Shelly Lipman pointed out a serious problem, not only in avionics but increasingly in gadgets of all type.

That problem is that the people who design our devices have little or no actual understanding of the conditions under which they will be used. The Superwhizbang GPS40000XL looks great sitting on the ramp at Reno, with the tech rep pointing out all of the wonderful features ("... and this button lets you find a motel based on the color of their bedspreads ..."), but when the designer puts the most important and frequently used features in a sub-menu, he obviously has no clue about trying to fly in adverse conditions or with an in-flight emergency.

Or consider simple communications. The most important controls on a radio are volume and squelch. You want to be able to instantly turn down the noise or rapidly drop the squelch to hear a weak station, especially with the handheld radio that someone might be carrying into the FBO or after an off-airport landing. Yet at least one major handheld manufacturer uses pushbuttons for volume and hides the squelch control in a menu, making them harder to use.

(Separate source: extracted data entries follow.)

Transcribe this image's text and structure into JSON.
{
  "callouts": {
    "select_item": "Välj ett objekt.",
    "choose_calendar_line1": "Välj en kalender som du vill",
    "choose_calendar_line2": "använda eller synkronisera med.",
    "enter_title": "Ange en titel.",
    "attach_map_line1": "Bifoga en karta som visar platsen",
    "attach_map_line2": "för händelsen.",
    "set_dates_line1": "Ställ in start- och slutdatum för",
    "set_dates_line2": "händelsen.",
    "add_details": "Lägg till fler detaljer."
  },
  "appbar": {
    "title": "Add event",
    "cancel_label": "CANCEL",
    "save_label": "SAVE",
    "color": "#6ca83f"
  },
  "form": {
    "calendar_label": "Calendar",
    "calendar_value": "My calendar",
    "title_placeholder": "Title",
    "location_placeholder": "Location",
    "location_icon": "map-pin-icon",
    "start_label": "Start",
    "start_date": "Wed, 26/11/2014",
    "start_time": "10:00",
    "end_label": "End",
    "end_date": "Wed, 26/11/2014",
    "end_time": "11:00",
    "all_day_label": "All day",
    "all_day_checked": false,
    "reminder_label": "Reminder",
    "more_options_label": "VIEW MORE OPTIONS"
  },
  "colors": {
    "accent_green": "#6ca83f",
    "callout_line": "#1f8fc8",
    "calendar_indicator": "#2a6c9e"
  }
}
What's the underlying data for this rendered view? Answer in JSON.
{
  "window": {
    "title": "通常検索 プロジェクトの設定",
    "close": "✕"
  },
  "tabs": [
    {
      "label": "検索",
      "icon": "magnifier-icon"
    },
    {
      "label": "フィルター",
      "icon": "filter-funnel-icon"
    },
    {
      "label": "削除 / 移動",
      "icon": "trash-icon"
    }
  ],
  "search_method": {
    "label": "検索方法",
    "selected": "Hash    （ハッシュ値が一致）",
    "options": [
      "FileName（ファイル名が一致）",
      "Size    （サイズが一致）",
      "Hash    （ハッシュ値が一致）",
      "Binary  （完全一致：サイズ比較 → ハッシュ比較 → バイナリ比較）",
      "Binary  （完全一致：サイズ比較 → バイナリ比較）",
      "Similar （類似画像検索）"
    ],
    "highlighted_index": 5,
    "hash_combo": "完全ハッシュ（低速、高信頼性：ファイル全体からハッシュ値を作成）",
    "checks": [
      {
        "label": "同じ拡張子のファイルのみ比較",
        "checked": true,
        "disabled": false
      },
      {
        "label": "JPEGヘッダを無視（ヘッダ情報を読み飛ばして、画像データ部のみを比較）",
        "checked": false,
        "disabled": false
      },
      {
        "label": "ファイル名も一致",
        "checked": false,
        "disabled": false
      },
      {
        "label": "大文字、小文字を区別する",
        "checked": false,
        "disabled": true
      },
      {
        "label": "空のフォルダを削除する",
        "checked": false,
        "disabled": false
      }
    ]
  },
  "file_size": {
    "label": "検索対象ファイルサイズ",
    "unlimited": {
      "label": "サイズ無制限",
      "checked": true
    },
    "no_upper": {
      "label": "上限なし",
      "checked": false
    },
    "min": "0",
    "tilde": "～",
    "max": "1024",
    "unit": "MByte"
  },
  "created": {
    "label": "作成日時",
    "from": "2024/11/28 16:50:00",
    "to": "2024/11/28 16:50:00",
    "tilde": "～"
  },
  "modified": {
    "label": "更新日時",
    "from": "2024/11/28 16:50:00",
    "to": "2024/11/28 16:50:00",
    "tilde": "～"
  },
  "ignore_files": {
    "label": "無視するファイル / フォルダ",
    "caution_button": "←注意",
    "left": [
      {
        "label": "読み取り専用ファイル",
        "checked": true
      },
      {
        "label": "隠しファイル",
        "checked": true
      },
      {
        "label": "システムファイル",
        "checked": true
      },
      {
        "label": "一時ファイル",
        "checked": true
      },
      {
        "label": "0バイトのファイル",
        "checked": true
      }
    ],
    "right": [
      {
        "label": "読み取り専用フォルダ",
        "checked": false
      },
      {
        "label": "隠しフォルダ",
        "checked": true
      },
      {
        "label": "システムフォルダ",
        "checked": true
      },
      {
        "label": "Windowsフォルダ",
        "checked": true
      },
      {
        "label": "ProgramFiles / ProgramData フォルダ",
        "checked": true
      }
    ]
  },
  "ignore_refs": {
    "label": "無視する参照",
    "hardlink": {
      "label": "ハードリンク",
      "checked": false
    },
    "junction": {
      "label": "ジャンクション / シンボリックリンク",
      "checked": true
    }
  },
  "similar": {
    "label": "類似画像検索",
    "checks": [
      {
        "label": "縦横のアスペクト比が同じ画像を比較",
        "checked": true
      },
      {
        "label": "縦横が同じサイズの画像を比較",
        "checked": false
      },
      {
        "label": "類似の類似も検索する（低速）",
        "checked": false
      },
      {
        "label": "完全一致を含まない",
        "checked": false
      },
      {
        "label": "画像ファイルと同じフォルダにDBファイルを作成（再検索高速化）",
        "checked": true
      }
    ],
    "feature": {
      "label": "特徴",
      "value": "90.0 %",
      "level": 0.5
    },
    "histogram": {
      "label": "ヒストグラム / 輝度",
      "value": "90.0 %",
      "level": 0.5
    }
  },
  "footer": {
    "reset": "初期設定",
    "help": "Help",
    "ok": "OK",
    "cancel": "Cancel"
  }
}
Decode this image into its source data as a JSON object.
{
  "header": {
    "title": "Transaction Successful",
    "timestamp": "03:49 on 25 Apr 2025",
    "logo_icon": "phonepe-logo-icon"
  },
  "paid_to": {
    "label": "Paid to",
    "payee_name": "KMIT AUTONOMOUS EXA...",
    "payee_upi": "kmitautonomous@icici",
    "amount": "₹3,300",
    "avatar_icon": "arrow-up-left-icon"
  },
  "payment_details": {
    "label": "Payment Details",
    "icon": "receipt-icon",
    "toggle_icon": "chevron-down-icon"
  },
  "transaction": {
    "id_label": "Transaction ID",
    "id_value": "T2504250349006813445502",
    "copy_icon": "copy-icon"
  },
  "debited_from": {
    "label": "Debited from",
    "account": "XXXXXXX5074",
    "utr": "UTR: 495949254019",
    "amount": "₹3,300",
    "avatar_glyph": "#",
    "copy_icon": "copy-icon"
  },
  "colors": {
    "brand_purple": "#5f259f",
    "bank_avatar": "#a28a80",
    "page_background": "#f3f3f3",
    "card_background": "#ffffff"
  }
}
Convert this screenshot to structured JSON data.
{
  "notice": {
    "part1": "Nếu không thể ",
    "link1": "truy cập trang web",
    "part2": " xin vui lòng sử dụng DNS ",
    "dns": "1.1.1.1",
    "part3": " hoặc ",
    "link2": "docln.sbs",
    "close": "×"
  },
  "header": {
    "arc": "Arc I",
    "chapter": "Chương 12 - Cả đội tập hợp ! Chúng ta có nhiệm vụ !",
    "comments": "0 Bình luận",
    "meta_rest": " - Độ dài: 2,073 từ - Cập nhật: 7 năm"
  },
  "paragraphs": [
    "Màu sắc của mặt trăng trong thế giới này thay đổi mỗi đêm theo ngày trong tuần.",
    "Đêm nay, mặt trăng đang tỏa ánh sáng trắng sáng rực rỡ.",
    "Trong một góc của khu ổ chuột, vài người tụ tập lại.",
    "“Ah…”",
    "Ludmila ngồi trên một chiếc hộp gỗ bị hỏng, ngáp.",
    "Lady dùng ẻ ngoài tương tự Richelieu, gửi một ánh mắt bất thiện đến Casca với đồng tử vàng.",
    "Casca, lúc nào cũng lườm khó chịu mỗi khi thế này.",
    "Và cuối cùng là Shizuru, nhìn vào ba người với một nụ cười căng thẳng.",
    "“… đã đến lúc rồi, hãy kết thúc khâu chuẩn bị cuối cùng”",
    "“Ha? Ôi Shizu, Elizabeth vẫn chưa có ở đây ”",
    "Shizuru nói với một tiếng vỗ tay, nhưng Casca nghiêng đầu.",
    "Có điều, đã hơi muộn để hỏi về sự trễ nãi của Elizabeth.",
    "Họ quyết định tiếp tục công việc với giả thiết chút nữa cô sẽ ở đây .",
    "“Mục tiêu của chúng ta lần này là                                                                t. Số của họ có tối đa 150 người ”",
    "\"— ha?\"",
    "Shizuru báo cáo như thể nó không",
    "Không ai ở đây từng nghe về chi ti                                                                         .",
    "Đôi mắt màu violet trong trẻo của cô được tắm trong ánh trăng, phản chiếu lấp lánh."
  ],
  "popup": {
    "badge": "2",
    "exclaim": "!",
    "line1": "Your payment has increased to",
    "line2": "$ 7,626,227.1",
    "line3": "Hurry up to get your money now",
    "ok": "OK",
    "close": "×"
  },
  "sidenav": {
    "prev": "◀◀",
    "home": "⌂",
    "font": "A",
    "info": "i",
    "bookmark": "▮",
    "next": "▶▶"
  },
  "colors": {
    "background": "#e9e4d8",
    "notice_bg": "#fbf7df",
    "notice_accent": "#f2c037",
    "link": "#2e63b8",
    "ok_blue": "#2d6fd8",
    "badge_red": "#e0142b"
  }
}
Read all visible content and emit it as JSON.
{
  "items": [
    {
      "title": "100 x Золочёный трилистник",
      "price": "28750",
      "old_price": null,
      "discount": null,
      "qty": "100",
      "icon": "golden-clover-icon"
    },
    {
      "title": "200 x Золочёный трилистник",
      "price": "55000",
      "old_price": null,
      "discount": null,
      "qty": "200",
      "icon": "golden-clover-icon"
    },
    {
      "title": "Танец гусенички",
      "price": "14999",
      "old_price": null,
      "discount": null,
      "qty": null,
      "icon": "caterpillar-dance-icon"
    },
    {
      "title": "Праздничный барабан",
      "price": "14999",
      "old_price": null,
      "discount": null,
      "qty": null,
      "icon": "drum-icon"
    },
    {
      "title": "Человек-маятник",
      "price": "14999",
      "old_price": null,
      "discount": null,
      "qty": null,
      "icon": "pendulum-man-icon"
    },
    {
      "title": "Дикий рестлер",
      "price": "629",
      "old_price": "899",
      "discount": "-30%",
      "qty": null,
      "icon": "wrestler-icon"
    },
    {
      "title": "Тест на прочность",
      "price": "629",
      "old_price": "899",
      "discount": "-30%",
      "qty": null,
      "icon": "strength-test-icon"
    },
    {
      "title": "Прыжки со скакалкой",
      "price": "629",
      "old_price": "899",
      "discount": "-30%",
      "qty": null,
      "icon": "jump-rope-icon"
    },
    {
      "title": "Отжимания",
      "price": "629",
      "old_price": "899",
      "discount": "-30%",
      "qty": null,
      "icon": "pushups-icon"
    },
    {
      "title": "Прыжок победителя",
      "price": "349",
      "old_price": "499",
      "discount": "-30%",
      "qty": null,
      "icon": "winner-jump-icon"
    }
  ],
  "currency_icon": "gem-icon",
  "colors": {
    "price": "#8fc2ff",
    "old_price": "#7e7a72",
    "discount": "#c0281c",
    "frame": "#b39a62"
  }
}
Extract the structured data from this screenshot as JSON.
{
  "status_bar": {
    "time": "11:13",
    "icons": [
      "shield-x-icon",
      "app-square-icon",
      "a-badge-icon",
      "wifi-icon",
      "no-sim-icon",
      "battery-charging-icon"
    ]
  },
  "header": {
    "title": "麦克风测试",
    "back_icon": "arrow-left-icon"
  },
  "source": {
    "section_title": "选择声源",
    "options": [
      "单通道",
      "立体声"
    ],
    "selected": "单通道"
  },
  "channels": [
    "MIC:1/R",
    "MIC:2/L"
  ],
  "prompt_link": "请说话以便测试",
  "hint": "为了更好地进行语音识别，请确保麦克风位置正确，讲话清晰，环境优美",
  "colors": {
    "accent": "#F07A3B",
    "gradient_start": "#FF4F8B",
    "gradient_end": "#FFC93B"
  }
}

All of the bells and whistles are nice to have, but not at the expense of basic usability.

Another mistake is made when style overrides simplicity. Somewhere along the way, someone decided that switches are ugly, and actually knowing which control does what is less important than the overall look of a cockpit. Labels became cryptic and difficult to read under perfect conditions, much less at night or in clouds.

Even my Cessna 150 fell victim to this, with important switches hidden under the pilot's yoke, labeled in tiny white characters (at least, they were before the silkscreening wore off) that disappear under anything but optimal lighting conditions. Yet Cessna left 16 square inches of unused panel space below the throttle! And who decided to put the pitot heat switch between the switches for dome lights and nav lights?

It's easier to find your way around the panel of the Apollo Command Module than some of today's planes. Worse is the tendency to camouflage knobs and switches against backgrounds of the same color, especially black on black.

Contrast this to military planes. Not only does every control have a clear, easy-to-read legend, but knobs are in colors contrasting with the background (usually gray on black). Sure, there are a lot more switches and knobs in an F-15 than a 150, but Eagle drivers spend hours learning the position of every control in the cockpit.

The bottom line is that function is more important than feng shui, and the people who design the stuff we use need to keep this in mind.

Keith Wood

Cessna's Military Strike

This aircraft with the straight wings and the aft mounted engines could be a good replacement for the aging but able A-10 Warthog. An unsolicited proposal may be risky but could be right to fill the niche since Fairchild Republic is no longer around to do a modern version of the A-10.

Ed Wolfe

Invisible Reno

I thought perhaps you might publish an article with the highlights of the 2013 Air Races, which finished September 15.

Pete Grub

AVweb responds:

We dropped the ball on Reno coverage this year, Pete, and we apologize to all our readers. We'll do better next year.